To make the dough: Whisk the flour, baking powder, and salt together in the bowl of a heavy-duty standing electric mixer (or in a large bowl). Whisk the sour cream, water, eggs, and oil together in a small bowl, then pour into the flour mixture. Using the paddle attachment, mix on low speed (or stir with a wooden spoon), adding more water if the dough is too dry, to make a soft dough. Change to the dough hook and mix on medium-low speed until the dough is smooth and supple, 6 to 8 minutes. (Or turn out the dough onto a lightly floured surface and knead by hand for 8 to 10 minutes.) Wrap the dough in plastic wrap and let stand at room temperature for 1 to 2 hours.
Meanwhile, make the filling: Put the potatoes in a large saucepan and add enough cold salted water to cover by 1 inch. Bring to a boil over high heat. Reduce the heat to medium and cook until the potatoes are tender, about 20 minutes. Drain well. Press the potatoes through a potato ricer (or rub them through a coarse wire sieve) into a medium bowl and let them cool.
Heat the olive oil in a small skillet over medium heat. Add the red onion and cook, stirring occasionally, until tender but not browned, about 3 minutes. Stir the onion into the potatoes, along with the goat cheese and chives. Stir in the cream and season to taste with salt and pepper.
To assemble the pierogi: Line a large rimmed baking sheet with parchment paper. Working with one half of the dough at a time, roll it out on a lightly floured work surface until about 1/8 inch thick. Using a 3-inch round cookie cutter, cut out rounds of the dough, reserving the trimmings.

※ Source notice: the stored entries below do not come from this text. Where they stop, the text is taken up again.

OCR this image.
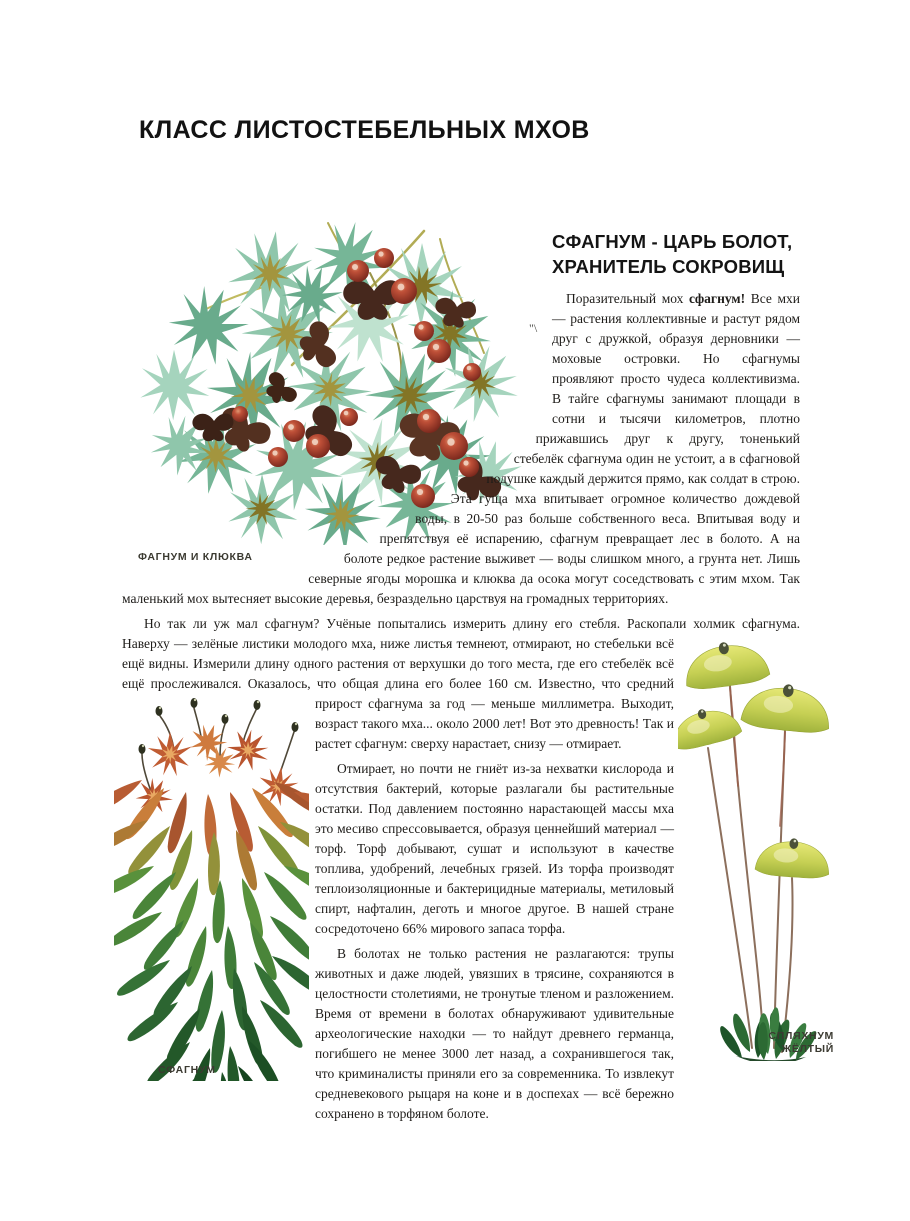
КЛАСС ЛИСТОСТЕБЕЛЬНЫХ МХОВ
"\
ФАГНУМ И КЛЮКВА
СФАГНУМ - ЦАРЬ БОЛОТ,
ХРАНИТЕЛЬ СОКРОВИЩ

Поразительный мох сфагнум! Все мхи — растения коллективные и растут рядом друг с дружкой, образуя дерновники — моховые островки. Но сфагнумы проявляют просто чудеса коллективизма. В тайге сфагнумы занимают площади в сотни и тысячи километров, плотно прижавшись друг к другу, тоненький стебелёк сфагнума один не устоит, а в сфагновой подушке каждый держится прямо, как солдат в строю. Эта гуща мха впитывает огромное количество дождевой воды, в 20-50 раз больше собственного веса. Впитывая воду и препятствуя её испарению, сфагнум превращает лес в болото. А на болоте редкое растение выживет — воды слишком много, а грунта нет. Лишь северные ягоды морошка и клюква да осока могут соседствовать с этим мхом. Так маленький мох вытесняет высокие деревья, безраздельно царствуя на громадных территориях.

Но так ли уж мал сфагнум? Учёные попытались измерить длину его стебля. Раскопали холмик сфагнума. Наверху — зелёные листики молодого мха, ниже листья темнеют,
СПЛЯХНУМ
ЖЁЛТЫЙ
отмирают, но стебельки всё ещё видны. Измерили длину одного растения от верхушки до того места, где его стебелёк всё ещё прослеживался. Оказалось, что общая длина его более 160 см.
СФАГНУМ
Известно, что средний прирост сфагнума за год — меньше миллиметра. Выходит, возраст такого мха... около 2000 лет! Вот это древность! Так и растет сфагнум: сверху нарастает, снизу — отмирает.

Отмирает, но почти не гниёт из-за нехватки кислорода и отсутствия бактерий, которые разлагали бы растительные остатки. Под давлением постоянно нарастающей массы мха это месиво спрессовывается, образуя ценнейший материал — торф. Торф добывают, сушат и используют в качестве топлива, удобрений, лечебных грязей. Из торфа производят теплоизоляционные и бактерицидные материалы, метиловый спирт, нафталин, деготь и многое другое. В нашей стране сосредоточено 66% мирового запаса торфа.

В болотах не только растения не разлагаются: трупы животных и даже людей, увязших в трясине, сохраняются в целостности столетиями, не тронутые тленом и разложением. Время от времени в болотах обнаруживают удивительные археологические находки — то найдут древнего германца, погибшего не менее 3000 лет назад, а сохранившегося так, что криминалисты приняли его за современника. То извлекут средневекового рыцаря на коне и в доспехах — всё бережно сохранено в торфяном болоте.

Spoon about 1 teaspoon filling on the bottom half of each round. Brush the edge of each round with beaten egg, fold in half to enclose the filling, and seal closed with a fork. Transfer to the baking sheet. Knead the dough scraps together until smooth and let rest for about 10 minutes. Then repeat with the remaining dough and filling. (The pierogi can be covered with plastic wrap and refrigerated for up to 8 hours.)
To caramelize the onion: Melt the butter and oil in a large saucepan over medium heat. Add the yellow onion and cook, stirring occasionally, until very tender and caramelized, about 25 minutes. Stir in the thyme and season to taste with the salt and pepper. Let cool. Coarsely chop the onions and transfer to a small bowl. (The onions can be covered and refrigerated for up to 8 hours. Bring to room temperature before using.)
To make the truffle creme fraiche: Mix the creme fraiche and truffle oil in a small bowl. (The creme fraiche can be covered and refrigerated for up to 8 hours. Bring to room temperature before using.)
Position a rack in the center of the oven and preheat the oven to 200 degrees F. Line another large rimmed baking sheet with paper towels.
To cook the pierogi: Heat the oil in a large skillet, preferably nonstick, over medium heat. In batches, without crowding, add the pierogi, flat sides down, and cook, turning once, until golden brown on both sides, 4 to 5 minutes. Using a slotted spoon, transfer the pierogi to the baking sheet and keep warm in the oven while cooking the remaining pierogi, adding more oil to the skillet as needed.
Arrange the pierogi on a platter. Top each with a dab of the caramelized onions and sprinkle with the chives, if using. Serve immediately, with the truffle creme fraiche.